According to DMA studies, and the work of independent survey firms released recently at the annual Direct Marketing Association fall conference in Chicago, 45% of respondent revenue was generated through direct marketing during the first nine months of 2001, as opposed to just under 36% last year.
Richard Levey reported that last year, about 1/3 of the respondents' marketing budgets went to direct marketing, compared with nearly 43% during the first three quarters of 2001. And, last year, only 18% reported spending at least 80% of the budget on DM, versus 30% this year, with positive results. 43% indicated that during the first nine months of 2001, gross direct marketing revenue was up. And 35% reported that margins rose as well.
At the conference, the Wharton Economic Forecasting Associates economic forecast conducted for the Direct Marketing Association, showed that despite the economic downturn, direct and interactive marketing sales will hit the $1.86 trillion mark by the end of the year, a 9% increase over last year. Wharton says that this figure will grow to $2.8 trillion by 2006.
Other key findings summarized by Ray Schultz:
DM ad spending is expected to reach $196.8 billion this year, up 3.63% over last year, and continues to make up more than 55% of all U.S. ad expenditures.
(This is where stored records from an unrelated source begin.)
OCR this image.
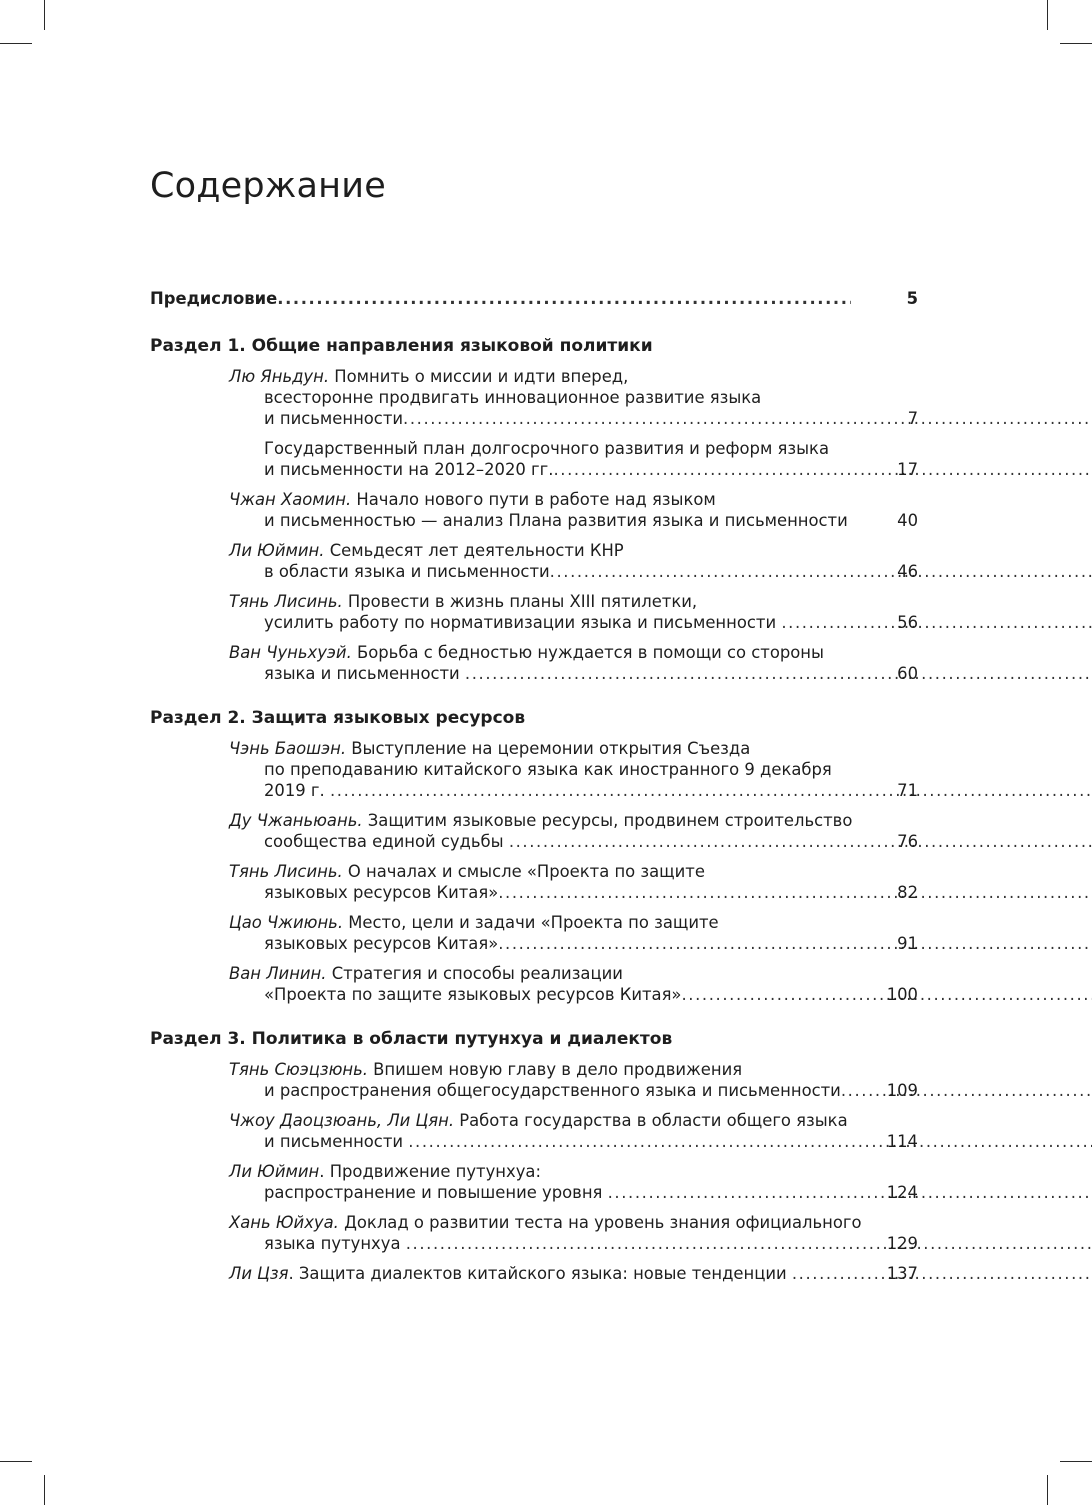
Содержание
Предисловие .....	5
Раздел 1. Общие направления языковой политики
Лю Яньдун. Помнить о миссии и идти вперед,
всесторонне продвигать инновационное развитие языка
и письменности .....	7
Государственный план долгосрочного развития и реформ языка
и письменности на 2012–2020 гг. .....	17
Чжан Хаомин. Начало нового пути в работе над языком
и письменностью — анализ Плана развития языка и письменности	40
Ли Юймин. Семьдесят лет деятельности КНР
в области языка и письменности .....	46
Тянь Лисинь. Провести в жизнь планы XIII пятилетки,
усилить работу по нормативизации языка и письменности .....	56
Ван Чуньхуэй. Борьба с бедностью нуждается в помощи со стороны
языка и письменности .....	60
Раздел 2. Защита языковых ресурсов
Чэнь Баошэн. Выступление на церемонии открытия Съезда
по преподаванию китайского языка как иностранного 9 декабря
2019 г. .....	71
Ду Чжаньюань. Защитим языковые ресурсы, продвинем строительство
сообщества единой судьбы .....	76
Тянь Лисинь. О началах и смысле «Проекта по защите
языковых ресурсов Китая» .....	82
Цао Чжиюнь. Место, цели и задачи «Проекта по защите
языковых ресурсов Китая» .....	91
Ван Линин. Стратегия и способы реализации
«Проекта по защите языковых ресурсов Китая» .....	100
Раздел 3. Политика в области путунхуа и диалектов
Тянь Сюэцзюнь. Впишем новую главу в дело продвижения
и распространения общегосударственного языка и письменности .....	109
Чжоу Даоцзюань, Ли Цян. Работа государства в области общего языка
и письменности .....	114
Ли Юймин. Продвижение путунхуа:
распространение и повышение уровня .....	124
Хань Юйхуа. Доклад о развитии теста на уровень знания официального
языка путунхуа .....	129
Ли Цзя. Защита диалектов китайского языка: новые тенденции .....	137
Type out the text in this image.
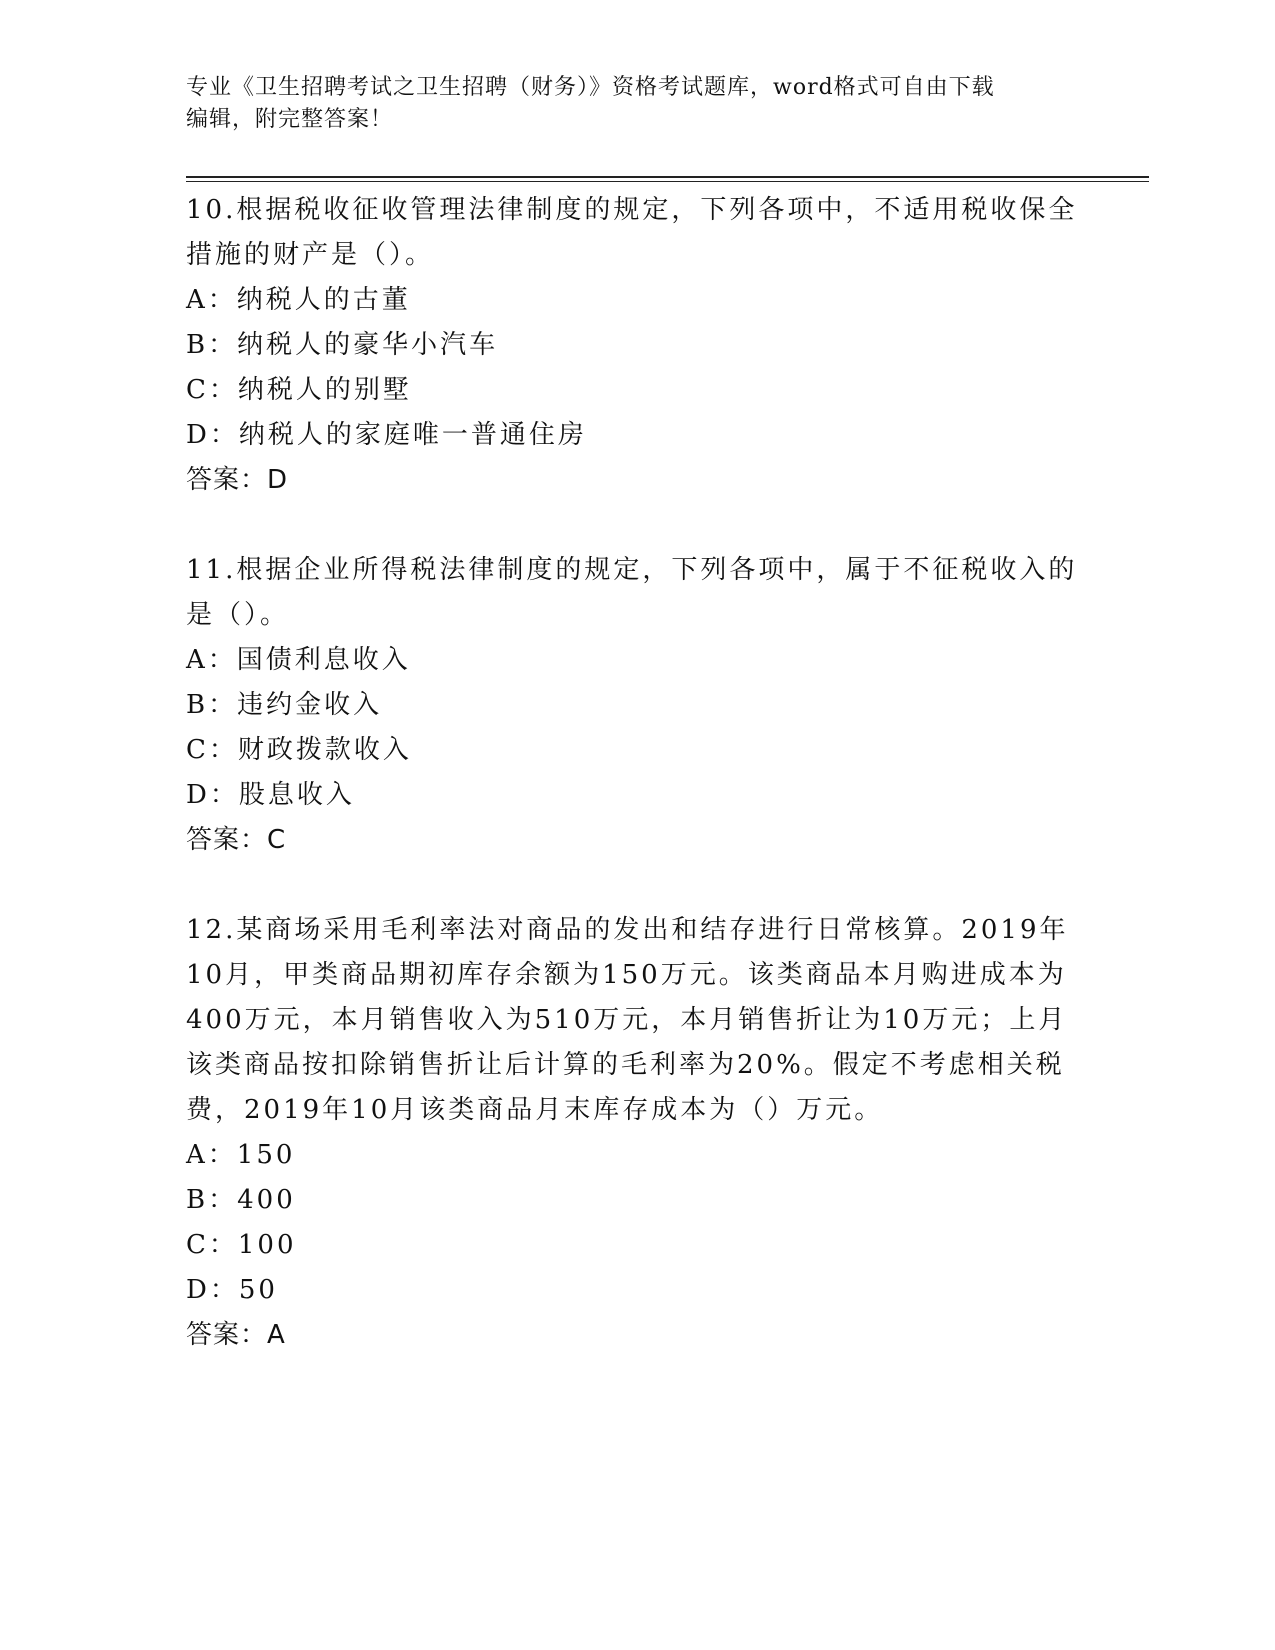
专业《卫生招聘考试之卫生招聘（财务）》资格考试题库，word格式可自由下载
编辑，附完整答案！
10.根据税收征收管理法律制度的规定，下列各项中，不适用税收保全
措施的财产是（）。
A：纳税人的古董
B：纳税人的豪华小汽车
C：纳税人的别墅
D：纳税人的家庭唯一普通住房
答案：D
11.根据企业所得税法律制度的规定，下列各项中，属于不征税收入的
是（）。
A：国债利息收入
B：违约金收入
C：财政拨款收入
D：股息收入
答案：C
12.某商场采用毛利率法对商品的发出和结存进行日常核算。2019年
10月，甲类商品期初库存余额为150万元。该类商品本月购进成本为
400万元，本月销售收入为510万元，本月销售折让为10万元；上月
该类商品按扣除销售折让后计算的毛利率为20%。假定不考虑相关税
费，2019年10月该类商品月末库存成本为（）万元。
A：150
B：400
C：100
D：50
答案：A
The direct marketing total includes $102.5 billion in B-to-B spending, and $94.3 billion in consumer expenditures.
Consumer direct sales will hit $1 trillion this year, an increase of 8.2% compared with last year.
B-to-B direct sales continue to grow at almost double the rate of general U.S. B-to-B sales. They totaled $858.1 billion this year, an increase of 9.9% over last year.
"We are pleased that, despite current economic conditions, our industry is continuing to exhibit strong indications of growth in all sectors," said H. Robert Wientzen, president of the DMA.